Saturday, July 17, 2021

What Luck


What Luck

By Tadeusz Rozewicz

translated by Adam Czerniawski

What luck I can pick
berries in the wood
I thought
there is no wood no berries.
What luck I can lie
in the shade of a tree
I thought trees
no longer give shade.
What luck I am with you
my heart beats so
I thought man
has no heart.

This beautiful and affecting poem is about how we slowly come back to life and sense once again simple pleasures after a heartbreak in relationship.  Emerging from devastation, man (can be woman too) finds his way back into the world: woods, berries, trees, shades. The world that had been taken away is slowly returned. And then one day, your heart beats again. Beats in time to another's. What luck. What luck that you can return to the world.

Widely held to be the most influential Polish poet of a generation that includes Czeslaw Milosz and Wislawa Szymborska, Tadeusz Rózewicz gives voice in the sharpest, most disturbing way to the crisis of values that has plagued our civilization. 

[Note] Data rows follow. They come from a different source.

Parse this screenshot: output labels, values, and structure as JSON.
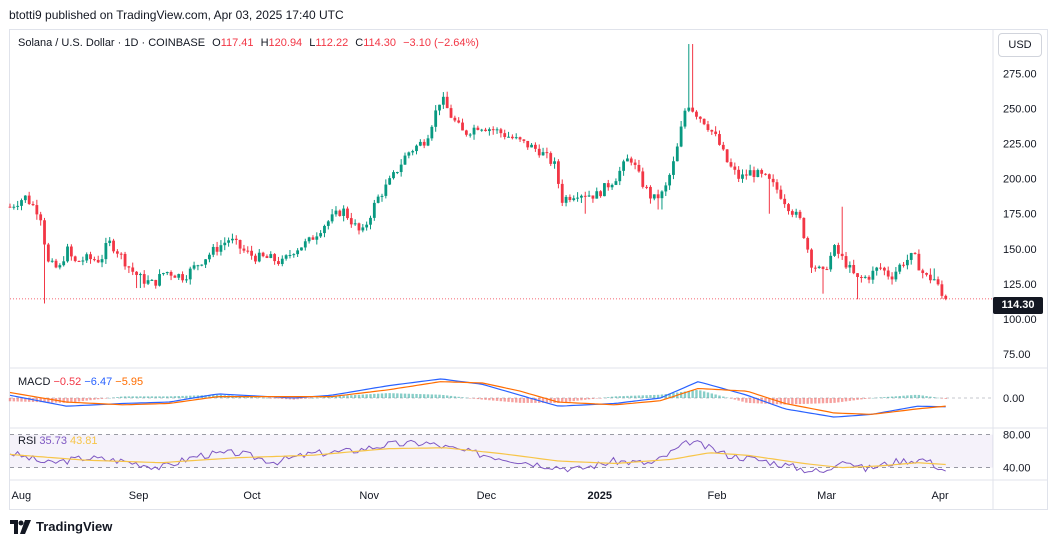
{
  "caption": "btotti9 published on TradingView.com, Apr 03, 2025 17:40 UTC",
  "legend": {
    "symbol": "Solana / U.S. Dollar · 1D · COINBASE",
    "o_label": "O",
    "o_value": "117.41",
    "h_label": "H",
    "h_value": "120.94",
    "l_label": "L",
    "l_value": "112.22",
    "c_label": "C",
    "c_value": "114.30",
    "change": "−3.10 (−2.64%)"
  },
  "macd_legend": {
    "label": "MACD",
    "v1": "−0.52",
    "v2": "−6.47",
    "v3": "−5.95"
  },
  "rsi_legend": {
    "label": "RSI",
    "v1": "35.73",
    "v2": "43.81"
  },
  "currency_button": "USD",
  "last_price": "114.30",
  "brand": "TradingView",
  "colors": {
    "up": "#089981",
    "down": "#f23645",
    "macd": "#2962ff",
    "signal": "#ff6d00",
    "rsi": "#7e57c2",
    "rsi_ma": "#f7c548"
  },
  "chart_data": [
    {
      "type": "candlestick",
      "title": "Solana / U.S. Dollar · 1D · COINBASE",
      "x_axis_labels": [
        "Aug",
        "Sep",
        "Oct",
        "Nov",
        "Dec",
        "2025",
        "Feb",
        "Mar",
        "Apr"
      ],
      "y_axis_ticks": [
        "275.00",
        "250.00",
        "225.00",
        "200.00",
        "175.00",
        "150.00",
        "125.00",
        "100.00",
        "75.00"
      ],
      "y_tick_values": [
        275,
        250,
        225,
        200,
        175,
        150,
        125,
        100,
        75
      ],
      "ylim": [
        65,
        306
      ],
      "x_months": [
        0.3,
        3.4,
        6.4,
        9.5,
        12.6,
        15.6,
        18.7,
        21.6,
        24.6
      ],
      "price_path": [
        [
          0,
          180
        ],
        [
          0.4,
          187
        ],
        [
          0.8,
          175
        ],
        [
          1.0,
          140
        ],
        [
          1.3,
          135
        ],
        [
          1.5,
          150
        ],
        [
          1.7,
          140
        ],
        [
          2.0,
          143
        ],
        [
          2.4,
          142
        ],
        [
          2.6,
          155
        ],
        [
          2.8,
          150
        ],
        [
          3.2,
          135
        ],
        [
          3.5,
          128
        ],
        [
          3.8,
          125
        ],
        [
          4.1,
          134
        ],
        [
          4.6,
          130
        ],
        [
          5.0,
          140
        ],
        [
          5.4,
          149
        ],
        [
          5.8,
          157
        ],
        [
          6.2,
          148
        ],
        [
          6.5,
          144
        ],
        [
          6.9,
          143
        ],
        [
          7.2,
          140
        ],
        [
          7.5,
          149
        ],
        [
          7.9,
          155
        ],
        [
          8.3,
          167
        ],
        [
          8.8,
          178
        ],
        [
          9.3,
          160
        ],
        [
          9.7,
          185
        ],
        [
          10.1,
          200
        ],
        [
          10.5,
          218
        ],
        [
          11.0,
          228
        ],
        [
          11.4,
          258
        ],
        [
          11.7,
          243
        ],
        [
          12.0,
          232
        ],
        [
          12.4,
          238
        ],
        [
          12.8,
          235
        ],
        [
          13.2,
          230
        ],
        [
          13.6,
          225
        ],
        [
          14.0,
          220
        ],
        [
          14.4,
          210
        ],
        [
          14.6,
          185
        ],
        [
          15.0,
          190
        ],
        [
          15.5,
          188
        ],
        [
          16.0,
          200
        ],
        [
          16.4,
          216
        ],
        [
          16.7,
          198
        ],
        [
          17.0,
          185
        ],
        [
          17.3,
          190
        ],
        [
          17.6,
          215
        ],
        [
          17.9,
          255
        ],
        [
          18.1,
          248
        ],
        [
          18.4,
          240
        ],
        [
          18.7,
          228
        ],
        [
          19.0,
          210
        ],
        [
          19.3,
          200
        ],
        [
          19.6,
          205
        ],
        [
          20.0,
          200
        ],
        [
          20.3,
          192
        ],
        [
          20.6,
          180
        ],
        [
          20.9,
          170
        ],
        [
          21.2,
          140
        ],
        [
          21.5,
          132
        ],
        [
          21.8,
          150
        ],
        [
          22.1,
          140
        ],
        [
          22.4,
          128
        ],
        [
          22.7,
          130
        ],
        [
          23.0,
          137
        ],
        [
          23.3,
          130
        ],
        [
          23.6,
          140
        ],
        [
          23.9,
          145
        ],
        [
          24.2,
          130
        ],
        [
          24.5,
          128
        ],
        [
          24.6,
          117
        ],
        [
          24.75,
          114.3
        ]
      ],
      "spikes": [
        [
          0.9,
          111
        ],
        [
          3.4,
          122
        ],
        [
          15.2,
          175
        ],
        [
          17.2,
          178
        ],
        [
          18.0,
          296
        ],
        [
          20.1,
          175
        ],
        [
          21.5,
          118
        ],
        [
          22.0,
          180
        ],
        [
          22.4,
          114
        ],
        [
          24.4,
          136
        ]
      ]
    },
    {
      "type": "line",
      "title": "MACD",
      "y_axis_ticks": [
        "0.00"
      ],
      "series": [
        {
          "name": "MACD",
          "points": [
            [
              0,
              2
            ],
            [
              1.5,
              -6
            ],
            [
              3,
              -4
            ],
            [
              4.2,
              -3
            ],
            [
              5.5,
              3
            ],
            [
              7.5,
              0
            ],
            [
              8.5,
              2
            ],
            [
              10,
              9
            ],
            [
              11.4,
              14
            ],
            [
              12.5,
              10
            ],
            [
              13.5,
              2
            ],
            [
              14.5,
              -6
            ],
            [
              16,
              -4
            ],
            [
              17.2,
              0
            ],
            [
              18.2,
              12
            ],
            [
              19.5,
              2
            ],
            [
              20.5,
              -8
            ],
            [
              21.8,
              -14
            ],
            [
              22.8,
              -12
            ],
            [
              24,
              -6
            ],
            [
              24.75,
              -6.47
            ]
          ]
        },
        {
          "name": "Signal",
          "points": [
            [
              0,
              4
            ],
            [
              1.5,
              -3
            ],
            [
              3,
              -5
            ],
            [
              4.2,
              -4
            ],
            [
              5.5,
              1
            ],
            [
              7.5,
              1
            ],
            [
              8.5,
              1
            ],
            [
              10,
              6
            ],
            [
              11.4,
              12
            ],
            [
              12.5,
              11
            ],
            [
              13.5,
              5
            ],
            [
              14.5,
              -3
            ],
            [
              16,
              -5
            ],
            [
              17.2,
              -2
            ],
            [
              18.2,
              7
            ],
            [
              19.5,
              5
            ],
            [
              20.5,
              -4
            ],
            [
              21.8,
              -11
            ],
            [
              22.8,
              -12
            ],
            [
              24,
              -8
            ],
            [
              24.75,
              -5.95
            ]
          ]
        }
      ],
      "ylim": [
        -22,
        22
      ]
    },
    {
      "type": "line",
      "title": "RSI",
      "y_axis_ticks": [
        "80.00",
        "40.00"
      ],
      "y_tick_values": [
        80,
        40
      ],
      "ylim": [
        25,
        88
      ],
      "series": [
        {
          "name": "RSI",
          "points": [
            [
              0,
              58
            ],
            [
              1,
              45
            ],
            [
              2,
              52
            ],
            [
              3,
              48
            ],
            [
              4,
              40
            ],
            [
              5,
              55
            ],
            [
              6,
              58
            ],
            [
              7,
              47
            ],
            [
              8,
              57
            ],
            [
              9,
              60
            ],
            [
              10,
              68
            ],
            [
              11,
              70
            ],
            [
              12,
              60
            ],
            [
              13,
              52
            ],
            [
              14,
              44
            ],
            [
              15,
              38
            ],
            [
              16,
              48
            ],
            [
              17,
              45
            ],
            [
              18,
              72
            ],
            [
              19,
              55
            ],
            [
              20,
              48
            ],
            [
              21,
              38
            ],
            [
              21.6,
              34
            ],
            [
              22,
              52
            ],
            [
              22.6,
              38
            ],
            [
              23.5,
              48
            ],
            [
              24.2,
              50
            ],
            [
              24.75,
              35.73
            ]
          ]
        },
        {
          "name": "RSI-based MA",
          "points": [
            [
              0,
              56
            ],
            [
              2,
              49
            ],
            [
              4,
              46
            ],
            [
              6,
              52
            ],
            [
              8,
              55
            ],
            [
              10,
              63
            ],
            [
              11.5,
              64
            ],
            [
              13,
              57
            ],
            [
              14.5,
              48
            ],
            [
              16,
              45
            ],
            [
              17.5,
              50
            ],
            [
              18.5,
              58
            ],
            [
              19.5,
              55
            ],
            [
              21,
              45
            ],
            [
              22,
              40
            ],
            [
              23,
              42
            ],
            [
              24,
              46
            ],
            [
              24.75,
              43.81
            ]
          ]
        }
      ]
    }
  ]
}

Tom Paulin says the following about the poet in an afterword in the book I have.

“Rózewicz's poems have the clipped, intense feel of conversation in wartime. They are clandestine speech, wary phrases, oblique gestures, wry turns that stop, start, disappear like jammed radio signals. These are messages from the underground. Always in these poems the individual emotion seems not to be the possession of the writer so that each impersonal lyric appears clamped by something that is out there — history,politics, the metal sinews and coiled wires of the public world. He gives that grey void a voice, then turns that voice against, itself, against poet, reader, world.As he states in My Poetry, his poetry "loses even against itself. It hides "itself in itself" and explains nothing. 

Różewicz's poems were ascetic, without metre, rhyme or metaphors, stripped bare of any rhetorical posturing and ornamentation or anything that could be considered aesthetically pleasing. One result of this is that long before Barthes he creates what that critic terms "writing degree zero" — he designs "a non-style or an oral style" which is free from the frozen classical or romantic gestures of the printed word. His poems therefore have a tentative, throwaway, ephemeral, intensely vulnerable look to them— they seem to say "I'm like that bit of paper you see on the street.”